# Business for sale



## chrose (Nov 20, 2000)

Anyone interested in moving to Rochester, NY? It sounds really tempting, but I know nothing about the Netherlands or language even though it sounds very intriguing.
http://democratandchronicle.com/apps...607260361/1001

Here's the stores website: http://www.park-avenue.org/dutchmarket/


----------



## panini (Jul 28, 2001)

The building has to be more then the asking price. Wait, I need to go back and read. 27,000. or 270,000.?
ok 27.000. Chrose, I'll buy, you move. I'll hold the note you pay utilities and taxes, misc... rent free


----------



## chrose (Nov 20, 2000)

A guy I work with who buys properties and I were talking about this. It must be that the building is rented and they're trying to sell the "business", and contents. Hard to say, but it does warrant a little further looking into.


----------



## panini (Jul 28, 2001)

The Holland Store changed hands and eventually relocated to 713 Park Ave. When Betty French took over in the early 1990s, she renamed it. A few years later her parents bought the building at 257 Park Ave., and the Dutch Market moved to its current location.


----------



## chrose (Nov 20, 2000)

Yeah I saw that part too, leads one to think that it's a typo because that is a pricey area of the city.

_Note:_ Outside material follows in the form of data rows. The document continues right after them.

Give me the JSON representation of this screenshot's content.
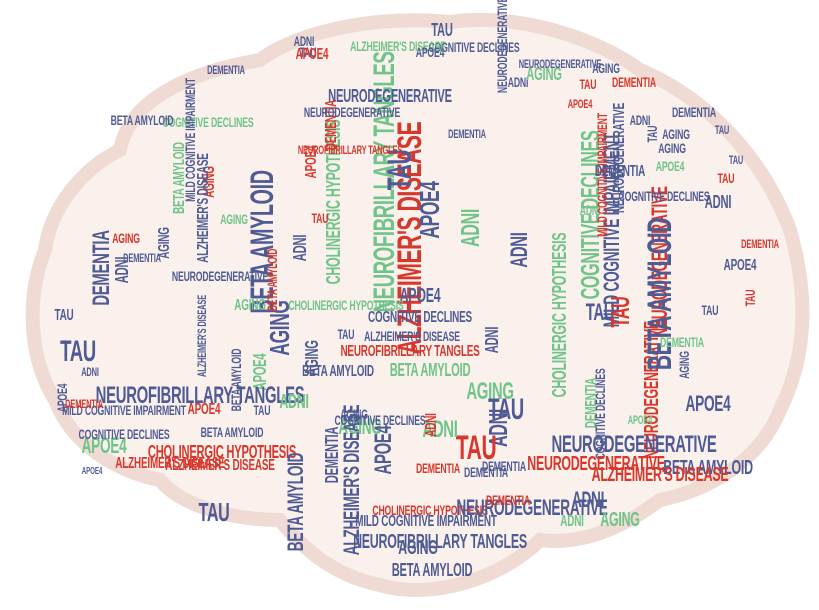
{
  "colors": {
    "red": "#d8372c",
    "blue": "#4f5b94",
    "green": "#6fc489",
    "brain_fill": "#faf0ec",
    "brain_stroke": "#f0dad4"
  },
  "words": [
    {
      "text": "ALZHEIMER'S DISEASE",
      "color": "red"
    },
    {
      "text": "NEUROFIBRILLARY TANGLES",
      "color": "green"
    },
    {
      "text": "TAU",
      "color": "blue"
    },
    {
      "text": "APOE4",
      "color": "blue"
    },
    {
      "text": "ADNI",
      "color": "green"
    },
    {
      "text": "COGNITIVE DECLINES",
      "color": "green"
    },
    {
      "text": "MILD COGNITIVE IMPAIRMENT",
      "color": "blue"
    },
    {
      "text": "NEURODEGENERATIVE",
      "color": "red"
    },
    {
      "text": "BETA AMYLOID",
      "color": "blue"
    },
    {
      "text": "AGING",
      "color": "blue"
    },
    {
      "text": "DEMENTIA",
      "color": "blue"
    },
    {
      "text": "CHOLINERGIC HYPOTHESIS",
      "color": "green"
    },
    {
      "text": "NEUROFIBRILLARY TANGLES",
      "color": "red"
    },
    {
      "text": "APOE4",
      "color": "blue"
    },
    {
      "text": "COGNITIVE DECLINES",
      "color": "blue"
    },
    {
      "text": "ALZHEIMER'S DISEASE",
      "color": "blue"
    },
    {
      "text": "NEURODEGENERATIVE",
      "color": "blue"
    },
    {
      "text": "AGING",
      "color": "green"
    },
    {
      "text": "TAU",
      "color": "blue"
    },
    {
      "text": "ADNI",
      "color": "blue"
    },
    {
      "text": "TAU",
      "color": "red"
    },
    {
      "text": "ADNI",
      "color": "blue"
    },
    {
      "text": "BETA AMYLOID",
      "color": "blue"
    },
    {
      "text": "APOE4",
      "color": "green"
    },
    {
      "text": "AGING",
      "color": "blue"
    },
    {
      "text": "DEMENTIA",
      "color": "green"
    },
    {
      "text": "ADNI",
      "color": "blue"
    },
    {
      "text": "TAU",
      "color": "red"
    },
    {
      "text": "NEURODEGENERATIVE",
      "color": "red"
    },
    {
      "text": "BETA AMYLOID",
      "color": "blue"
    },
    {
      "text": "APOE4",
      "color": "green"
    },
    {
      "text": "ADNI",
      "color": "green"
    },
    {
      "text": "TAU",
      "color": "blue"
    },
    {
      "text": "DEMENTIA",
      "color": "blue"
    },
    {
      "text": "COGNITIVE DECLINES",
      "color": "blue"
    },
    {
      "text": "BETA AMYLOID",
      "color": "green"
    },
    {
      "text": "ALZHEIMER'S DISEASE",
      "color": "red"
    },
    {
      "text": "CHOLINERGIC HYPOTHESIS",
      "color": "red"
    },
    {
      "text": "NEUROFIBRILLARY TANGLES",
      "color": "blue"
    },
    {
      "text": "MILD COGNITIVE IMPAIRMENT",
      "color": "blue"
    },
    {
      "text": "AGING",
      "color": "blue"
    },
    {
      "text": "APOE4",
      "color": "blue"
    },
    {
      "text": "BETA AMYLOID",
      "color": "blue"
    },
    {
      "text": "ADNI",
      "color": "red"
    },
    {
      "text": "AGING",
      "color": "red"
    },
    {
      "text": "NEURODEGENERATIVE",
      "color": "blue"
    },
    {
      "text": "DEMENTIA",
      "color": "blue"
    },
    {
      "text": "TAU",
      "color": "blue"
    },
    {
      "text": "ALZHEIMER'S DISEASE",
      "color": "blue"
    },
    {
      "text": "BETA AMYLOID",
      "color": "green"
    },
    {
      "text": "APOE4",
      "color": "green"
    },
    {
      "text": "AGING",
      "color": "green"
    },
    {
      "text": "TAU",
      "color": "blue"
    },
    {
      "text": "MILD COGNITIVE IMPAIRMENT",
      "color": "blue"
    },
    {
      "text": "CHOLINERGIC HYPOTHESIS",
      "color": "red"
    },
    {
      "text": "ALZHEIMER'S DISEASE",
      "color": "red"
    },
    {
      "text": "AGING",
      "color": "blue"
    },
    {
      "text": "DEMENTIA",
      "color": "red"
    },
    {
      "text": "NEURODEGENERATIVE",
      "color": "blue"
    },
    {
      "text": "DEMENTIA",
      "color": "red"
    },
    {
      "text": "ADNI",
      "color": "blue"
    },
    {
      "text": "DEMENTIA",
      "color": "blue"
    },
    {
      "text": "ADNI",
      "color": "green"
    },
    {
      "text": "NEURODEGENERATIVE",
      "color": "red"
    },
    {
      "text": "BETA AMYLOID",
      "color": "blue"
    },
    {
      "text": "CHOLINERGIC HYPOTHESIS",
      "color": "green"
    },
    {
      "text": "DEMENTIA",
      "color": "green"
    },
    {
      "text": "BETA AMYLOID",
      "color": "blue"
    },
    {
      "text": "ALZHEIMER'S DISEASE",
      "color": "red"
    },
    {
      "text": "AGING",
      "color": "green"
    },
    {
      "text": "TAU",
      "color": "blue"
    },
    {
      "text": "ADNI",
      "color": "blue"
    },
    {
      "text": "TAU",
      "color": "red"
    },
    {
      "text": "ADNI",
      "color": "green"
    },
    {
      "text": "DEMENTIA",
      "color": "red"
    },
    {
      "text": "COGNITIVE DECLINES",
      "color": "blue"
    },
    {
      "text": "APOE4",
      "color": "blue"
    },
    {
      "text": "NEURODEGENERATIVE",
      "color": "blue"
    },
    {
      "text": "TAU",
      "color": "red"
    },
    {
      "text": "APOE4",
      "color": "blue"
    },
    {
      "text": "MILD COGNITIVE IMPAIRMENT",
      "color": "red"
    },
    {
      "text": "DEMENTIA",
      "color": "blue"
    },
    {
      "text": "TAU",
      "color": "blue"
    },
    {
      "text": "AGING",
      "color": "blue"
    },
    {
      "text": "APOE4",
      "color": "green"
    },
    {
      "text": "TAU",
      "color": "blue"
    },
    {
      "text": "ADNI",
      "color": "blue"
    },
    {
      "text": "AGING",
      "color": "blue"
    },
    {
      "text": "DEMENTIA",
      "color": "blue"
    },
    {
      "text": "TAU",
      "color": "blue"
    },
    {
      "text": "COGNITIVE DECLINES",
      "color": "blue"
    },
    {
      "text": "NEURODEGENERATIVE",
      "color": "blue"
    },
    {
      "text": "ALZHEIMER'S DISEASE",
      "color": "green"
    },
    {
      "text": "APOE4",
      "color": "blue"
    },
    {
      "text": "TAU",
      "color": "blue"
    },
    {
      "text": "DEMENTIA",
      "color": "blue"
    },
    {
      "text": "ADNI",
      "color": "blue"
    },
    {
      "text": "AGING",
      "color": "green"
    },
    {
      "text": "NEURODEGENERATIVE",
      "color": "blue"
    },
    {
      "text": "TAU",
      "color": "red"
    },
    {
      "text": "AGING",
      "color": "blue"
    },
    {
      "text": "DEMENTIA",
      "color": "red"
    },
    {
      "text": "APOE4",
      "color": "red"
    },
    {
      "text": "ADNI",
      "color": "blue"
    },
    {
      "text": "TAU",
      "color": "blue"
    },
    {
      "text": "APOE4",
      "color": "red"
    },
    {
      "text": "DEMENTIA",
      "color": "blue"
    },
    {
      "text": "COGNITIVE DECLINES",
      "color": "green"
    },
    {
      "text": "MILD COGNITIVE IMPAIRMENT",
      "color": "blue"
    },
    {
      "text": "BETA AMYLOID",
      "color": "blue"
    },
    {
      "text": "ALZHEIMER'S DISEASE",
      "color": "blue"
    },
    {
      "text": "AGING",
      "color": "green"
    },
    {
      "text": "AGING",
      "color": "blue"
    },
    {
      "text": "CHOLINERGIC HYPOTHESIS",
      "color": "green"
    },
    {
      "text": "NEUROFIBRILLARY TANGLES",
      "color": "red"
    },
    {
      "text": "NEURODEGENERATIVE",
      "color": "blue"
    },
    {
      "text": "AGING",
      "color": "green"
    },
    {
      "text": "TAU",
      "color": "blue"
    },
    {
      "text": "ADNI",
      "color": "blue"
    },
    {
      "text": "APOE4",
      "color": "blue"
    },
    {
      "text": "DEMENTIA",
      "color": "red"
    },
    {
      "text": "COGNITIVE DECLINES",
      "color": "blue"
    },
    {
      "text": "NEUROFIBRILLARY TANGLES",
      "color": "blue"
    },
    {
      "text": "BETA AMYLOID",
      "color": "blue"
    },
    {
      "text": "APOE4",
      "color": "red"
    },
    {
      "text": "TAU",
      "color": "blue"
    },
    {
      "text": "ADNI",
      "color": "green"
    },
    {
      "text": "AGING",
      "color": "blue"
    },
    {
      "text": "DEMENTIA",
      "color": "blue"
    },
    {
      "text": "BETA AMYLOID",
      "color": "blue"
    },
    {
      "text": "ALZHEIMER'S DISEASE",
      "color": "blue"
    },
    {
      "text": "APOE4",
      "color": "blue"
    },
    {
      "text": "COGNITIVE DECLINES",
      "color": "blue"
    },
    {
      "text": "TAU",
      "color": "blue"
    },
    {
      "text": "ADNI",
      "color": "blue"
    },
    {
      "text": "TAU",
      "color": "red"
    },
    {
      "text": "APOE4",
      "color": "red"
    },
    {
      "text": "DEMENTIA",
      "color": "red"
    },
    {
      "text": "NEURODEGENERATIVE",
      "color": "blue"
    },
    {
      "text": "BETA AMYLOID",
      "color": "red"
    },
    {
      "text": "AGING",
      "color": "red"
    },
    {
      "text": "ADNI",
      "color": "blue"
    }
  ]
}
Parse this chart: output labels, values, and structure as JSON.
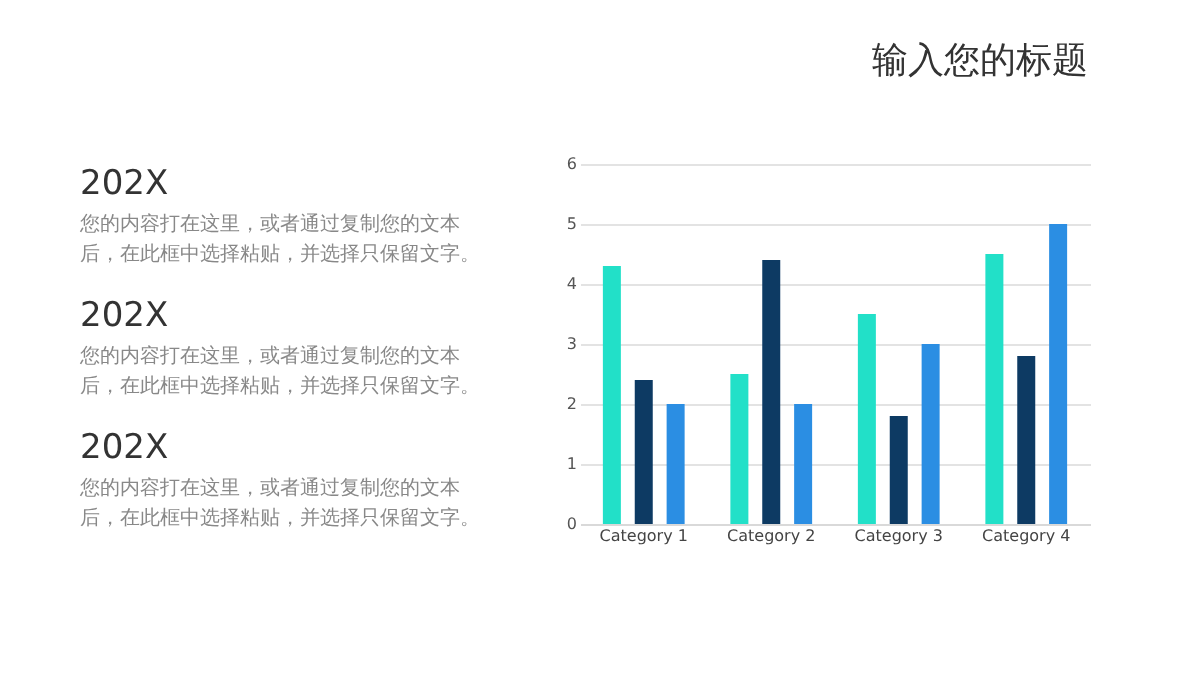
{
  "chart_data": {
    "type": "bar",
    "title": "输入您的标题",
    "categories": [
      "Category 1",
      "Category 2",
      "Category 3",
      "Category 4"
    ],
    "series": [
      {
        "color": "#22e0c8",
        "values": [
          4.3,
          2.5,
          3.5,
          4.5
        ]
      },
      {
        "color": "#0d3a63",
        "values": [
          2.4,
          4.4,
          1.8,
          2.8
        ]
      },
      {
        "color": "#2b8ee3",
        "values": [
          2,
          2,
          3,
          5
        ]
      }
    ],
    "ylim": [
      0,
      6
    ],
    "yticks": [
      0,
      1,
      2,
      3,
      4,
      5,
      6
    ],
    "grid": "y",
    "legend": false,
    "annotations": [
      "202X",
      "您的内容打在这里，或者通过复制您的文本",
      "后，在此框中选择粘贴，并选择只保留文字。",
      "202X",
      "您的内容打在这里，或者通过复制您的文本",
      "后，在此框中选择粘贴，并选择只保留文字。",
      "202X",
      "您的内容打在这里，或者通过复制您的文本",
      "后，在此框中选择粘贴，并选择只保留文字。"
    ]
  }
}
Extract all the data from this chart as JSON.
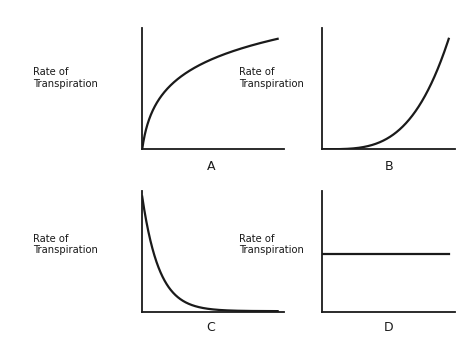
{
  "background_color": "#ffffff",
  "fig_width": 4.74,
  "fig_height": 3.47,
  "dpi": 100,
  "ylabel_text": "Rate of\nTranspiration",
  "line_color": "#1a1a1a",
  "line_width": 1.6,
  "axis_color": "#1a1a1a",
  "sublabel_fontsize": 9,
  "ylabel_fontsize": 7.2,
  "spine_lw": 1.3,
  "panels": [
    "A",
    "B",
    "C",
    "D"
  ]
}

But still one never knows does one


----------



## oldschool1982 (Jun 27, 2006)

What a shame that I will never find my way back to that area again. I would jump at the opportunity in a minute given different circumstances and for the fact if I want to remain married to my wife.... Martha hated that area for the winters. She put up with four years of the October to May cold and dreary conditions.

Actually I remember the place and more specifically Sophia. She made her way into the restaurant I was at a couple of times. Sorry to hear of her passing. Very nice person. 

To anyone that could find there way up to Rochester and pick up the business it's a real gem!

Later.


----------